Ok. Here is me being brutal. I do not understand the model.
So instead of trying to comment on that so much, here are some thoughts that came to my mind when I looked at it.
I think you should have look at your 1:1 relationships (all of them). Why is DayLog and StrategyDailyLog separated in two tables? Probably because you will always have at least one DayLog item but not all DayLog items have a StrategyDailyLog item. If that is the case you can have a StrategyID FK in DayLog table with allow nulls option.
It would help to understand the model if you could show which fields are required and which fields accept null as a value.
All your tables have its own id column. That can be quite confusing when doing 1:1 relations and m:m relations. For a 1:1 relation, usually the relation between the two tables is made on the primary key in both tables. If you do not do that you have to create a candidate key on the foreign key column. In your case that means that StrategyDailyLog should have a candidate key on DayLogID.
A m:m relation between two tables is usually solved by adding a new table in between, with the primary keys from both tables. Those fields together is the primary key for the table in the middle.

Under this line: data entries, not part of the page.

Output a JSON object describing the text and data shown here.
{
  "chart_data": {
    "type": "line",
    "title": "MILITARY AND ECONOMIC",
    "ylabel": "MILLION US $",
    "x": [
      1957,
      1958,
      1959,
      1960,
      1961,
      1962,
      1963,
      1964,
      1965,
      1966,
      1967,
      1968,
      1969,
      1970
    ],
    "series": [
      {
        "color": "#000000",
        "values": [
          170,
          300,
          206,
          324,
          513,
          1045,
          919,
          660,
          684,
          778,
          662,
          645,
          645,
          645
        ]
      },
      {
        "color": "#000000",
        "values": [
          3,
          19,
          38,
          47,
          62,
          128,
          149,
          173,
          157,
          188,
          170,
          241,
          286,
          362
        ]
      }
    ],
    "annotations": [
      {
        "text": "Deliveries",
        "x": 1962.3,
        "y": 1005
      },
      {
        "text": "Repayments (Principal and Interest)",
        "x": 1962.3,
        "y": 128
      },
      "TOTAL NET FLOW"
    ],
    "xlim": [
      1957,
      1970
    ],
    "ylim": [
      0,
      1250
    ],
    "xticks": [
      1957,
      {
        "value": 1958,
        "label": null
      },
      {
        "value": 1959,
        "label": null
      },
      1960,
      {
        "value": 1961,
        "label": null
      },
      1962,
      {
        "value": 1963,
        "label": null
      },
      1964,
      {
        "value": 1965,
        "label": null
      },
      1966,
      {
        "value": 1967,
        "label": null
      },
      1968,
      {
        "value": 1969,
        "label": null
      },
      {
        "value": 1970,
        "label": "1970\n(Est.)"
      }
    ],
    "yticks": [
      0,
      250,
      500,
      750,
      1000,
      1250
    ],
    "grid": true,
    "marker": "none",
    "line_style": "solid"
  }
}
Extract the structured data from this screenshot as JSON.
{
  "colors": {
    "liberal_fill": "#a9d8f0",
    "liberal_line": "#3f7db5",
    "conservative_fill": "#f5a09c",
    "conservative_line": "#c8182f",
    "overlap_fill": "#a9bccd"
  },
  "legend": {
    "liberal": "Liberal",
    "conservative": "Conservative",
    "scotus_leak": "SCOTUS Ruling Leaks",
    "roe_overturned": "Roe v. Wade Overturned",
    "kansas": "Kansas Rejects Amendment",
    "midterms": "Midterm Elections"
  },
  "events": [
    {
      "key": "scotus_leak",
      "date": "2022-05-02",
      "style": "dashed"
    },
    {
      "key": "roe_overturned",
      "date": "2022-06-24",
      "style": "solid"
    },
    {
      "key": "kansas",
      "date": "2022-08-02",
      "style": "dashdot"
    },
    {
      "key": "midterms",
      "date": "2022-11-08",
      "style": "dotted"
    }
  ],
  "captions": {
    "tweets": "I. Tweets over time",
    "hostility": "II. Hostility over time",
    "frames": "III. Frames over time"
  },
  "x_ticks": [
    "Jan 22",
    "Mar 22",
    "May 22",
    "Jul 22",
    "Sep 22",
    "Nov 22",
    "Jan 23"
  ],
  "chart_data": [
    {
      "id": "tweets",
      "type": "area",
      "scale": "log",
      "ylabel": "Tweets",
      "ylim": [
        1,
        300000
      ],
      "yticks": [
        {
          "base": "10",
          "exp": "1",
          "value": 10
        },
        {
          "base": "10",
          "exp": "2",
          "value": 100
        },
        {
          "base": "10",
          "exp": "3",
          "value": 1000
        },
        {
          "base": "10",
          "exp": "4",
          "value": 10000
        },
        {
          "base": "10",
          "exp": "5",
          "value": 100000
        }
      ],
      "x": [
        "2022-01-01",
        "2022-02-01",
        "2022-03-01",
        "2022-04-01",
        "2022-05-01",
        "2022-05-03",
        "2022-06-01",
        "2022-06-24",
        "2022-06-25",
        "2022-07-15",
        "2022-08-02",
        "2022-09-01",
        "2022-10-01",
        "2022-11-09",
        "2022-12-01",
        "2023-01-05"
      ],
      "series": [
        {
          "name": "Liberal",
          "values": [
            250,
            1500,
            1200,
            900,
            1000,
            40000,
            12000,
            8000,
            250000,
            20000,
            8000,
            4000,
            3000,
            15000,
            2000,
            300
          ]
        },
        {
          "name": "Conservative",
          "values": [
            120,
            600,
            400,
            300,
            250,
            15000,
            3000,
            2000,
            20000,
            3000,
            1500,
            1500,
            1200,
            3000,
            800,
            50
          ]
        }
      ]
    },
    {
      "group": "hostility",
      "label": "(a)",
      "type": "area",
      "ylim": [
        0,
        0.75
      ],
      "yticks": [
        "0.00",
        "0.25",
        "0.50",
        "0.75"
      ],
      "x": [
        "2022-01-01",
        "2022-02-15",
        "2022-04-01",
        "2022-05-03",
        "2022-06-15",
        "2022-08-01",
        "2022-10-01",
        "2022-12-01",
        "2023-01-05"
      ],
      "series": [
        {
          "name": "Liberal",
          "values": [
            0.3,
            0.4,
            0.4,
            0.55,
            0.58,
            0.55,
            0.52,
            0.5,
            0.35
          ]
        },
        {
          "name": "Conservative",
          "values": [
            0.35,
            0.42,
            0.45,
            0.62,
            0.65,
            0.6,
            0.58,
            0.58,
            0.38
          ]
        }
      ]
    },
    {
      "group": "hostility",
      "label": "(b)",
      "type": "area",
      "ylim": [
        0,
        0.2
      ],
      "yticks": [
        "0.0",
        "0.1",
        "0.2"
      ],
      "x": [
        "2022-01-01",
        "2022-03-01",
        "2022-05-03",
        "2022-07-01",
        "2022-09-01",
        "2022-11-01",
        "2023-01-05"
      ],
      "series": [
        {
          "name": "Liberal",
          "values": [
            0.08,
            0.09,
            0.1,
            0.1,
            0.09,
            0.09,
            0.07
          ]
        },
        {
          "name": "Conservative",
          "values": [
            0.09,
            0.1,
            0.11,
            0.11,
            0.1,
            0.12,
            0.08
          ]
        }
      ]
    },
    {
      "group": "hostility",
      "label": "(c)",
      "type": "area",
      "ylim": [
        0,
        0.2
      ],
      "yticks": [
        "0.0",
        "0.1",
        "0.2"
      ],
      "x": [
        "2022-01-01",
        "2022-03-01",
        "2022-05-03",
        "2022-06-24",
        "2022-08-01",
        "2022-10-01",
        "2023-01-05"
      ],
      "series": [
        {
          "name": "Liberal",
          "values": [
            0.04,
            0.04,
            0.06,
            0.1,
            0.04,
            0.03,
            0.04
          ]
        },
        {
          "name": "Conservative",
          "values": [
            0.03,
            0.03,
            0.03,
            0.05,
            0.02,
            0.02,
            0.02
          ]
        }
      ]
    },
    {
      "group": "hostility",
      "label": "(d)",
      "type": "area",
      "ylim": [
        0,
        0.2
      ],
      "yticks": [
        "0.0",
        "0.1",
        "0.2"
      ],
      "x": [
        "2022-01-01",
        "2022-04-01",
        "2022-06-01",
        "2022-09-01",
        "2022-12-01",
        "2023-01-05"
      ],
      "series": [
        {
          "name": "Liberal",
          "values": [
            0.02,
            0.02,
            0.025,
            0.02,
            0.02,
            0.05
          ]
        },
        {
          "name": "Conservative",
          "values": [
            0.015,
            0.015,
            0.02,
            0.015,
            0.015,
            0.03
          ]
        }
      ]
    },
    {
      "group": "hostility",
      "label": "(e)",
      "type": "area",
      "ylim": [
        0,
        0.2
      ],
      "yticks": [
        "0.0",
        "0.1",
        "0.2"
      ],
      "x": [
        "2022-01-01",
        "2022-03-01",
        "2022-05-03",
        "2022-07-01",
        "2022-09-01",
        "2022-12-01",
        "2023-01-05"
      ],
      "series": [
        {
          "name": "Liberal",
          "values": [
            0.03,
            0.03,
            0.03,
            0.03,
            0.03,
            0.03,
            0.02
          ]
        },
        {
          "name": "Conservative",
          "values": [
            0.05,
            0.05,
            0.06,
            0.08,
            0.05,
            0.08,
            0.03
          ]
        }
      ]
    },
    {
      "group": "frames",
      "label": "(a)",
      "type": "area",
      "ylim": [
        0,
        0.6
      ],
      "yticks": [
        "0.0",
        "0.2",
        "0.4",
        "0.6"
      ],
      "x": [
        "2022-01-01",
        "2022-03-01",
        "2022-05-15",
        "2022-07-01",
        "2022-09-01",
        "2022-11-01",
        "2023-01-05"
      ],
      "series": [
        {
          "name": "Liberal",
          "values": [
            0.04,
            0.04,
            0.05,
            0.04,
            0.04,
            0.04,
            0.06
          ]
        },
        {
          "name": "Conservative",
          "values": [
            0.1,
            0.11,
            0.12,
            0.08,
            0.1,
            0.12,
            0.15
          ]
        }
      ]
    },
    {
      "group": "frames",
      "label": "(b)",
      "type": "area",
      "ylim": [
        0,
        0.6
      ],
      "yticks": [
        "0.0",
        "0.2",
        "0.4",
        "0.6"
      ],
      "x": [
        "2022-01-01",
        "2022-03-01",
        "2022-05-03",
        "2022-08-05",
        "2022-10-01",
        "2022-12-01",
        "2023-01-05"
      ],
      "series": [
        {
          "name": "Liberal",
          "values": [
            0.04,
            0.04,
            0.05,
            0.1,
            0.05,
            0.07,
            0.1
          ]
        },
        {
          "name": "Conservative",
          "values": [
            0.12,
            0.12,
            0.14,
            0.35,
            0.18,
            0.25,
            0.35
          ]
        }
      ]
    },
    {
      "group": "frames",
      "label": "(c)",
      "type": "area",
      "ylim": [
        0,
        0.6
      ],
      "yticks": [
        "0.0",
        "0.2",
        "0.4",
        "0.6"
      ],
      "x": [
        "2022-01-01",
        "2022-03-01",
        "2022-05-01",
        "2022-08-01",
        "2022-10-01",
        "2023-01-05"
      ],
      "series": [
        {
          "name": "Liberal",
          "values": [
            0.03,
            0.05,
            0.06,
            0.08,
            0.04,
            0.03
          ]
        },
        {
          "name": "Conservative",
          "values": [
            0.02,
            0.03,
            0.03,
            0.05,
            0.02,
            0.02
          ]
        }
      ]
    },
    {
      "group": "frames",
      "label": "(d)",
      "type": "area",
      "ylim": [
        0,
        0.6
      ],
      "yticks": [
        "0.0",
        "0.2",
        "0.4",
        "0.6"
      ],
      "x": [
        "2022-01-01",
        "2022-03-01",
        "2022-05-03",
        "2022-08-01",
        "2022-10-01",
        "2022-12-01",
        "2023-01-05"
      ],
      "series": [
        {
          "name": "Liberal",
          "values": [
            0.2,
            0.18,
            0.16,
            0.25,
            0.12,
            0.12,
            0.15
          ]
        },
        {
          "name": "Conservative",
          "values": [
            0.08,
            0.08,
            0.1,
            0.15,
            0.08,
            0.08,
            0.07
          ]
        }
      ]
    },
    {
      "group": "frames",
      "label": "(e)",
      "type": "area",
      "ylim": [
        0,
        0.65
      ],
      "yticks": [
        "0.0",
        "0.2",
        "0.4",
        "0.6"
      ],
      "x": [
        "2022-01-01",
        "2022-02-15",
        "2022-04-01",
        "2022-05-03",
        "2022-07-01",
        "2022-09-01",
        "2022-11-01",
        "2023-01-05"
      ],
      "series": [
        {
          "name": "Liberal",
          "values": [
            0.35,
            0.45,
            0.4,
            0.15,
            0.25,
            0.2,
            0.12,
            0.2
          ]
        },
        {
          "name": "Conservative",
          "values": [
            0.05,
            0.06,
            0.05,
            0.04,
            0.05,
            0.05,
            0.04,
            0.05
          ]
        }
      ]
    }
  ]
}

Lets say for example that you should have a m:m relationship between Category and Strategy. You should then create a table called CategoryStrategy with two fields CategoryID and StrategyID that together is the primary key for table CategoryStrategy.
I hope my comments makes sense and that they are useful to you.
EDIT 2011-01-17
I do not think that you should have as a principle to use a IDENTITY column as primary key in all tables. A m:m relation does not need it so you should not do it. I also think that you have misunderstood what I meant with a candidate key. A candidate key is a key that could have been used as the primary key. In MS SQL Server you define a UNIQUE CONSTRAINT for your candidate key.
Ex: Table StrategyItem have id as PK but the combination of StrategyID and DailyItemID is the candidate key. Better would be to remove id and use StrategyID+DailyItemID as PK.
Below is the schema that I would have built with your description. I might have missed something important because I do not know everything about what you want to do.
You should not think so much about query performance and building aggregates when designing the schema. That can be handled by creating indexes on columns and using sum, count and group by in your queries. An index on column Created in the model below would be necessary for your queries on a date or date interval. In MS SQL Server there is something called the clustered index. Default the PK of a table is the clustered index but in this case I would make the index on Created column the clustered index.
A Category has 0,1 or more Strategy.
LogItem have on Category and optionally one Strategy
LogItem.Created holds date and time.